Die Sonne senkt sich langsam Richtung Westen, der Biergarten ist voll, die Gespräche an den Tischen vermischen sich zu einem Summen und Brodeln, und kaum ein Moment, in dem nicht jemand lacht. Eine unfassbar freundliche Kellnerin beantwortet jedes unauffällige Kopfheben mit einem Lächeln und rauscht herbei, als hätte sie nichts anderes zu tun. „Ich kriege alles mit“, sagt sie strahlend, und kurz blitzt die Frage auf, ob man ihr wünscht, dass das stimmt.
Es ist die Stunde, in der ein kleiner Präsident, angegriffen vom vollendeten Autokraten, in Washington unter Begleitung einer gesamteuropäischen Leibgarde mit dem werdenden Autokraten um die Existenz seines Landes ringt. Im Biergarten: eine schöne Stunde, einer dieser Momente, in denen die Glücklicheren sich erholen dürfen von dem, was sie wissen über die ganz unglücklichen Enden der Welt. An einem Zweiertisch sitzen eine Frau und ein Mann, befreundet seit vielen Jahren. Die Frau und der Mann bestellen Handkäse mit Musik.

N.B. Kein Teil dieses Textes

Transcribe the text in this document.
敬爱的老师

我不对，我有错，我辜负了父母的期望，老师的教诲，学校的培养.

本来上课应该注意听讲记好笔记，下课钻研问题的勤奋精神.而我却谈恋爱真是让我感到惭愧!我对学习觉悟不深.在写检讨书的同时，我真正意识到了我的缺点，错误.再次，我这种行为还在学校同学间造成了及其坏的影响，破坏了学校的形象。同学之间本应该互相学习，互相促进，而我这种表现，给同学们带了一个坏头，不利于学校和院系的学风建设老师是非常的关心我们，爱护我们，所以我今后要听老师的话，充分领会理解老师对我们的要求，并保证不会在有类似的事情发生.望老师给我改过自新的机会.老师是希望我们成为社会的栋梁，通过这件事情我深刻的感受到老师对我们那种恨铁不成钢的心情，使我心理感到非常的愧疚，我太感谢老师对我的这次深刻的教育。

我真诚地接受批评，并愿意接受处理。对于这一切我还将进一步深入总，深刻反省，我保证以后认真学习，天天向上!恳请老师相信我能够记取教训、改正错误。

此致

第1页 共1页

Zur Erinnerung: Diese hessische Spezialität besteht aus einer dicken Scheibe gut gereiften Sauermilchkäses, der zwar noch in einigen hessischen Handkäsereien, vor allem aber in Sachsen hergestellt wird, was aber im Biergarten wohl kaum jemand weiß. Der Käse wird, als gelte es, seinen Eigengeschmack zu übertönen, mit „Musik“ übergossen, welche aus nichts anderem besteht als Essig, Öl, zahllosen Zwiebelwürfelchen sowie Pfeffer und Salz. Ob die Bezeichnung „Musik“ den gewöhnlichen Folgen des Genusses geschuldet ist oder nicht, bleibt dem Internet zufolge umstritten. In Hessen trinkt man gerne vergorene Äpfel dazu, aber der Mann am Zweiertisch sagt, das sei ihm doch des Guten zu viel, und bestellt ein Bier, als würde das etwas ändern.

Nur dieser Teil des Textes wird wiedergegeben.